Today was a perfect day.  And as far as winter life goes for a couple of vegetable farmers in Wisconsin, that is not as usual as you may think.  Some days are lovely.  Some days are nice.  But many days are lost and moping and a little sad because our purpose in life is to grow things and it is drearily hard to grow things in winter in Wisconsin.  For the last two years, we’ve spent much of our life growing things and then cultivating relationships in our community as we try to sell these things and then when there are too many leftover grown things, our time is spent finding new and fun ways to eat them up.  So in the winter, though our time is more our own and life is a whole lot less hectic, we sometimes feel sad because we aren’t doing that thing that is for now our chief purpose in life.

But today was different.  Today, despite the lack of growing or selling or repurposing seconds of vegetables, was a very perfect day.  We woke up to snow.  The first snow in what feels like months because it has in fact been over a month.  We woke up with coffee and chocolates (well I did anyhow, because I can always eat chocolate—even at 8 AM) and worked on our seed order for the 2015 season which is not in fact anything like growing a vegetable but still allows us to look at pretty pictures of vegetables and imagine what it will be like to grow them.

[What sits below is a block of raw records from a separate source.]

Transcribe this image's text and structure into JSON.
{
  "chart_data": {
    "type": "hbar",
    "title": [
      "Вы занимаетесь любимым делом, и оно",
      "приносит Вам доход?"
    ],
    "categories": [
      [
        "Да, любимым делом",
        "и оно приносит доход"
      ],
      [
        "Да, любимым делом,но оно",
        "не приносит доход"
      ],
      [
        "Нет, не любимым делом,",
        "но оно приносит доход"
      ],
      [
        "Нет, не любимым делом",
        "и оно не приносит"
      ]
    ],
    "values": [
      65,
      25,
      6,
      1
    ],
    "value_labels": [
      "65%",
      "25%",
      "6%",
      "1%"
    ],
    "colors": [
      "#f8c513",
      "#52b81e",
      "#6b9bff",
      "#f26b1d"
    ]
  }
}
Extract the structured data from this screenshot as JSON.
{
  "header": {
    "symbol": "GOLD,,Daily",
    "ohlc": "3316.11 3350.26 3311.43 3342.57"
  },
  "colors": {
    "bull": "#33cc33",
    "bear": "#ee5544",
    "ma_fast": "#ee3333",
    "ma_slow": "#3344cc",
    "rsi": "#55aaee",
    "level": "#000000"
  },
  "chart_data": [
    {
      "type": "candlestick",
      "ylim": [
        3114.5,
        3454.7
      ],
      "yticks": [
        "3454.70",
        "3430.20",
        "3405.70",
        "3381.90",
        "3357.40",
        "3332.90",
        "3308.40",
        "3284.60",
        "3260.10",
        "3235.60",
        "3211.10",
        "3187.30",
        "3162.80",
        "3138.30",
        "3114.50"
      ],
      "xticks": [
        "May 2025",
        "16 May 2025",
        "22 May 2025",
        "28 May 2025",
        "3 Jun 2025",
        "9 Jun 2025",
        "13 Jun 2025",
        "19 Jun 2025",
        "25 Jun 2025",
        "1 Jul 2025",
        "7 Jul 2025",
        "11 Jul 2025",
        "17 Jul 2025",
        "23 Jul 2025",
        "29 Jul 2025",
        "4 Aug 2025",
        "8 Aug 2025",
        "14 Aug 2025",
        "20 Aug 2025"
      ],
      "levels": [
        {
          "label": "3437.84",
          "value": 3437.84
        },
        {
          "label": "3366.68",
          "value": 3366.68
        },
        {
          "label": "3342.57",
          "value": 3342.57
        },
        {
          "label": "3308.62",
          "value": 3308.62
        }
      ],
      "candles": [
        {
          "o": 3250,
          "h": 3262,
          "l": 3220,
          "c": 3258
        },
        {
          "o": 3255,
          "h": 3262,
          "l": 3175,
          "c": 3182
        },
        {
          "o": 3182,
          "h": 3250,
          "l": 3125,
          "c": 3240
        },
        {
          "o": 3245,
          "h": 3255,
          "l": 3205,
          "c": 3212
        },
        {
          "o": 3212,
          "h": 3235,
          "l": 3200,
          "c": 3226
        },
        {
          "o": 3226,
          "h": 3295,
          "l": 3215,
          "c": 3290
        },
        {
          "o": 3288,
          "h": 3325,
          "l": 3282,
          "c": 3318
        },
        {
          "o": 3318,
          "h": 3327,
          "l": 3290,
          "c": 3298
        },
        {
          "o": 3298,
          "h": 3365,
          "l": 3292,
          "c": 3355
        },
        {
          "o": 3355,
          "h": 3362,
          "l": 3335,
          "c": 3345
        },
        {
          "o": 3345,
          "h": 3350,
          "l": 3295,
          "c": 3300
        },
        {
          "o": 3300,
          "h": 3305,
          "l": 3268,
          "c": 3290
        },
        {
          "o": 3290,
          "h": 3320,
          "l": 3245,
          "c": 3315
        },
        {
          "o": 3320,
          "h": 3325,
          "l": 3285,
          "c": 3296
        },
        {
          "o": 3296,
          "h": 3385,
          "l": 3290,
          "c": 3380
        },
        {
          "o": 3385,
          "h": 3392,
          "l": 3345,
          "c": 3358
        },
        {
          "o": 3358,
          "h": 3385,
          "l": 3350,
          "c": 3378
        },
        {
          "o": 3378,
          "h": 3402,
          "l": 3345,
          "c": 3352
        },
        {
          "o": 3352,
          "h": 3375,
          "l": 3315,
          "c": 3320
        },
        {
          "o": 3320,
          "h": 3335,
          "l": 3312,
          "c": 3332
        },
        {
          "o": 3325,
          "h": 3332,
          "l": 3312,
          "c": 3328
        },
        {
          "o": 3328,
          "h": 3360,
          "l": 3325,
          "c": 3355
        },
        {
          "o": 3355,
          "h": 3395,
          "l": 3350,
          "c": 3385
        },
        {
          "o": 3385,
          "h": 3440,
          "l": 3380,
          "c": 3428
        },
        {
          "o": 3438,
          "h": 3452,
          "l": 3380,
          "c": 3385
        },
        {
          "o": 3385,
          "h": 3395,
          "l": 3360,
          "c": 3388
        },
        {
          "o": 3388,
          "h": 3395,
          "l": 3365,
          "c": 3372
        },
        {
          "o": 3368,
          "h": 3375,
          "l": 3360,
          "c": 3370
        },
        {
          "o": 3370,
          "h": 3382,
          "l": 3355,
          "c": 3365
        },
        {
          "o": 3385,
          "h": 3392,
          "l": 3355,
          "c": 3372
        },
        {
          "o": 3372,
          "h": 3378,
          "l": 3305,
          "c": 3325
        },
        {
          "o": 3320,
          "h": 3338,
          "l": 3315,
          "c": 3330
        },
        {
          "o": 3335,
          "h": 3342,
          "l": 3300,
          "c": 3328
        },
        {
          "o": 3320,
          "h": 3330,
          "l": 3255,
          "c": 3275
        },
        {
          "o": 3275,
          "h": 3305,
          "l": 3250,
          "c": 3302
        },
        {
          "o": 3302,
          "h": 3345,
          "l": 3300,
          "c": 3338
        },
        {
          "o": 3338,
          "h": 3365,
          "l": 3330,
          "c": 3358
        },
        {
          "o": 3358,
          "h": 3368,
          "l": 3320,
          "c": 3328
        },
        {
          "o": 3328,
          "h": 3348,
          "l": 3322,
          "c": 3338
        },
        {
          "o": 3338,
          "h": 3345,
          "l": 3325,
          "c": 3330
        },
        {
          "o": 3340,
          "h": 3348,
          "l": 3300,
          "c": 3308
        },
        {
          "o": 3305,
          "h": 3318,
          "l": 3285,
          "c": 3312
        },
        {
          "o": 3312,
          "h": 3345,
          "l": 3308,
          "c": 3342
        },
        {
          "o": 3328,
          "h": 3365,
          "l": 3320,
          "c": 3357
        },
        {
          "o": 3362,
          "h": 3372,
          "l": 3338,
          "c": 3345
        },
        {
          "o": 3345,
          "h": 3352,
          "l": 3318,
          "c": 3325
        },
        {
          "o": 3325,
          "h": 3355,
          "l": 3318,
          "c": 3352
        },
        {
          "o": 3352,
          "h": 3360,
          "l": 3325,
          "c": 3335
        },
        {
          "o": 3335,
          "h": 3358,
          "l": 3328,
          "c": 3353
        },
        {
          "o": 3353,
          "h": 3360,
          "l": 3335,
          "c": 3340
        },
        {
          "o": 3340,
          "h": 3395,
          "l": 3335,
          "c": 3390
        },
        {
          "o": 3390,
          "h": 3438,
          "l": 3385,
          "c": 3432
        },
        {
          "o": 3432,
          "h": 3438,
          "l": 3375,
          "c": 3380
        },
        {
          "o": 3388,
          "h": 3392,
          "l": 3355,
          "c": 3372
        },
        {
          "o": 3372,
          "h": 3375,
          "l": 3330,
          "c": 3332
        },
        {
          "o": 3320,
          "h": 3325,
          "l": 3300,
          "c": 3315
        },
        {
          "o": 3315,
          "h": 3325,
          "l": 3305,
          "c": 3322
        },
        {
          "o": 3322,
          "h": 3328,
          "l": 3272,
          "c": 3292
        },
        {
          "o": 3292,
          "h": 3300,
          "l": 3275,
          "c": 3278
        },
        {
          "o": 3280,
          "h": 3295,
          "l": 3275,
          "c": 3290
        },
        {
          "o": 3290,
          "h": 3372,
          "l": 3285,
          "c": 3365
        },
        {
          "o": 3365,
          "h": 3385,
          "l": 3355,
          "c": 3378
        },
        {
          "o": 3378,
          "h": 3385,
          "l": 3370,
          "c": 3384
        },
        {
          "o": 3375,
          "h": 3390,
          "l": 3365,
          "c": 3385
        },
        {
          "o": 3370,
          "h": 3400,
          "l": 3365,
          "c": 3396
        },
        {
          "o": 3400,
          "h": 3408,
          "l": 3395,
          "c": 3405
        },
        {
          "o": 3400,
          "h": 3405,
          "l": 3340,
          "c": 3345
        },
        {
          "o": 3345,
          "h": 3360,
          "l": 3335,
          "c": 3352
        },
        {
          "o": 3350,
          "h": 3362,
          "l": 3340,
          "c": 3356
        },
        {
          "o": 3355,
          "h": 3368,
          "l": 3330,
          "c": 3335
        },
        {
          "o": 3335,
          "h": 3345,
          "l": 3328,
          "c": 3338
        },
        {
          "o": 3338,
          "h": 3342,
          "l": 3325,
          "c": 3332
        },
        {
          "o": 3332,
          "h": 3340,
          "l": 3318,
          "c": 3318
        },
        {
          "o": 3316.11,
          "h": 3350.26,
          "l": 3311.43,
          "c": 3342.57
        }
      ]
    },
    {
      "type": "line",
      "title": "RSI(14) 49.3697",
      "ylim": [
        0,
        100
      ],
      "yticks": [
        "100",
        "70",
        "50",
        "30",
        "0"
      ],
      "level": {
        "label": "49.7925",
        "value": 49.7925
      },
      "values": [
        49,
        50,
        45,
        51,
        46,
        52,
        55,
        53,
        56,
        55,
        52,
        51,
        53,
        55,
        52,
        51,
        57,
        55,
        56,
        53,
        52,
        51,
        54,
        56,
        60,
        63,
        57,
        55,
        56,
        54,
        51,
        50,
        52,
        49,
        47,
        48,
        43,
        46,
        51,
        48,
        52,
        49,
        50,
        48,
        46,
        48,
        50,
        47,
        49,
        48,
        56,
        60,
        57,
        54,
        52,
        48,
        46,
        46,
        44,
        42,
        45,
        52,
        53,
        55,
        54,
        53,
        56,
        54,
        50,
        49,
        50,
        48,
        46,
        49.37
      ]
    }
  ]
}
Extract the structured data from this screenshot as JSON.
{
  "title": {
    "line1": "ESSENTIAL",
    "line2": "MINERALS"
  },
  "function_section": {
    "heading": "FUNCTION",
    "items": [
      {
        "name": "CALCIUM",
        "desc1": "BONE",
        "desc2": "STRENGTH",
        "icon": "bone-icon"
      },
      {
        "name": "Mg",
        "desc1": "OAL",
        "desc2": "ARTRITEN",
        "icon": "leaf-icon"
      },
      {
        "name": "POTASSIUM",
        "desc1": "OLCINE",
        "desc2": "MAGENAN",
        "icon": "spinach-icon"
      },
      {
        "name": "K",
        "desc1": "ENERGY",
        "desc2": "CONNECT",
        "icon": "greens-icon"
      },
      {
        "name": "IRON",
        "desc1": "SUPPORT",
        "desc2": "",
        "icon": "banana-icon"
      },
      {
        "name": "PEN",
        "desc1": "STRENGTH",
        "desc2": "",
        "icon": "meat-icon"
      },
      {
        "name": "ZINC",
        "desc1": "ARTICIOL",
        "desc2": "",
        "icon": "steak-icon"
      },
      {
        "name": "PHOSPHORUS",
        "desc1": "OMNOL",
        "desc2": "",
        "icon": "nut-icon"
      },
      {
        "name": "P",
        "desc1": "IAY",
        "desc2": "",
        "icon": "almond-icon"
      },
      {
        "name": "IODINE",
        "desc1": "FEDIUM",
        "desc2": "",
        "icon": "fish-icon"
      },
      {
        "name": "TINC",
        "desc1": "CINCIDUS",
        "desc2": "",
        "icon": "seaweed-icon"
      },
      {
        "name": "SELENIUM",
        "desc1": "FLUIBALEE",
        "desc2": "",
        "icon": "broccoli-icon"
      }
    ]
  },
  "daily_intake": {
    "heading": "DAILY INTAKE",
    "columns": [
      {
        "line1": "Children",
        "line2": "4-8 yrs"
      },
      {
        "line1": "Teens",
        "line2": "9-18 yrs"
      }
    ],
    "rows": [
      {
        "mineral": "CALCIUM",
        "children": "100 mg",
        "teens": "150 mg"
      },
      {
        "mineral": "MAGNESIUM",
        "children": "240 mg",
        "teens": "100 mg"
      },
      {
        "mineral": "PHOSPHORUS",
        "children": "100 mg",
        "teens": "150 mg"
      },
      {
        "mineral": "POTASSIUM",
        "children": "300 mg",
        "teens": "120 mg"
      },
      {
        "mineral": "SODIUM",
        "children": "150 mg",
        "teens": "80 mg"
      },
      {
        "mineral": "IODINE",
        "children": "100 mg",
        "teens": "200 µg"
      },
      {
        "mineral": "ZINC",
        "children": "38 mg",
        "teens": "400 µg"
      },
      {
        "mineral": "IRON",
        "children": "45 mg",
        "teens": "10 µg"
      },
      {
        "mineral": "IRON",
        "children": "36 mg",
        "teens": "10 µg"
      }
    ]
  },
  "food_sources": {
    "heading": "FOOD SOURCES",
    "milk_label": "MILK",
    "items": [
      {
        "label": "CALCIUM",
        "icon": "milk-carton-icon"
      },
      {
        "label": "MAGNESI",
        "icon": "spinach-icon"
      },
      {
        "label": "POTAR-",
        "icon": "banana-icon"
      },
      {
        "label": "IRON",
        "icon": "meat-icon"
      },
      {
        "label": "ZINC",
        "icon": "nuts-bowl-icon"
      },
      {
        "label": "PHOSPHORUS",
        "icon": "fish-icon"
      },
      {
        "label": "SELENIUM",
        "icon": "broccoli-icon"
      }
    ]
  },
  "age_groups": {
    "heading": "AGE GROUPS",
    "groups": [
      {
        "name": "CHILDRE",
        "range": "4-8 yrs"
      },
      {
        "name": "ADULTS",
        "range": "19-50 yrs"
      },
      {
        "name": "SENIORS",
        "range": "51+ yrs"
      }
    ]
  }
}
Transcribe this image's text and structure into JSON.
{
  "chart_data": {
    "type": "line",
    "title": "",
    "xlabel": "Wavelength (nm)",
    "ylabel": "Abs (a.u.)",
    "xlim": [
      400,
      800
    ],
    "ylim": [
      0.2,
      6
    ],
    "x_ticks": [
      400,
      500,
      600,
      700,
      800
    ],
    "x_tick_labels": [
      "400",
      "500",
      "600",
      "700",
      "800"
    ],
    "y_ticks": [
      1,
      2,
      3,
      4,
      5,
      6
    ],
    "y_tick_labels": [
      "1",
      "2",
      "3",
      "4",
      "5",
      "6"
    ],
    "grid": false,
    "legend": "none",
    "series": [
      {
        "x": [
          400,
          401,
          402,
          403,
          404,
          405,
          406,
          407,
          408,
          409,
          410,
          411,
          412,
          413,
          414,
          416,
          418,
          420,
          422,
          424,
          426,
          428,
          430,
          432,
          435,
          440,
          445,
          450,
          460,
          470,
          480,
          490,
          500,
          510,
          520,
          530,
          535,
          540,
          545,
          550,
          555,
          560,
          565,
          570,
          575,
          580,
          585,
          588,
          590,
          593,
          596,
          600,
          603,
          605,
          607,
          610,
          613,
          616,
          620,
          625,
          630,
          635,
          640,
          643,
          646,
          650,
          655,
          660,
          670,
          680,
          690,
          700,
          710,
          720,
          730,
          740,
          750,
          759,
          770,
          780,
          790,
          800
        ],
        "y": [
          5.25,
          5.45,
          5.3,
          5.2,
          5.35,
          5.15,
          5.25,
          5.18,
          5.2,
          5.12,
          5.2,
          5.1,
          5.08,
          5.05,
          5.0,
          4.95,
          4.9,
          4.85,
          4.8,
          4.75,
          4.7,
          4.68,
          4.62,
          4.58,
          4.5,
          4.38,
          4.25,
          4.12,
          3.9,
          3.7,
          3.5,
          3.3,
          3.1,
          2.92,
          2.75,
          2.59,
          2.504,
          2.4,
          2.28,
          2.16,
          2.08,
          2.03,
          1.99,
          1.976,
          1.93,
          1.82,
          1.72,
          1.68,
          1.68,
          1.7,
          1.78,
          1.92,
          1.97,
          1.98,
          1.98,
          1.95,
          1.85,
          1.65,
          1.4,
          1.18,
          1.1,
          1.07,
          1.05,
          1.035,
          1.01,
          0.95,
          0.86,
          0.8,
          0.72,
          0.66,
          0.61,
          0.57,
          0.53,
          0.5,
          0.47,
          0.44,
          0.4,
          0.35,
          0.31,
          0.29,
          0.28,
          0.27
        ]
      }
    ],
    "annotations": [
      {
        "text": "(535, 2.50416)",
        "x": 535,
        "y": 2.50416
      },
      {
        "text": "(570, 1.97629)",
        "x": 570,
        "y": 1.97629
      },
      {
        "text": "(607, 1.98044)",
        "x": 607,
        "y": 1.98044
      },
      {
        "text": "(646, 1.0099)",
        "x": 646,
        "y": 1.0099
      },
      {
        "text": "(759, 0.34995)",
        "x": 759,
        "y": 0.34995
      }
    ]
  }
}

We abandoned our wood-heated home for what was supposed to be a short seed catalog break.  We walked the pups in the state park woods near our house for hours.  We traipsed about in the half-inch of snow and reveled in the calm that a fresh blanket of snow brings with it.  We eyed up downed trees and dreamed of growing our firewood pile even higher.  We stopped in town for hot chocolates and hazelnut lattes at a gem of a coffee shop that we’ve somehow neglected in our 20 months of living here.  We sipped and got warm.  We returned home and reheated leftover New Year’s Eve ramen for lunch and got back to dreaming of vegetables and growing things and spring.  And it all looked very perfect in our imaginations because in your imagination, there are no droughts or floods or weeds, there is only perfection.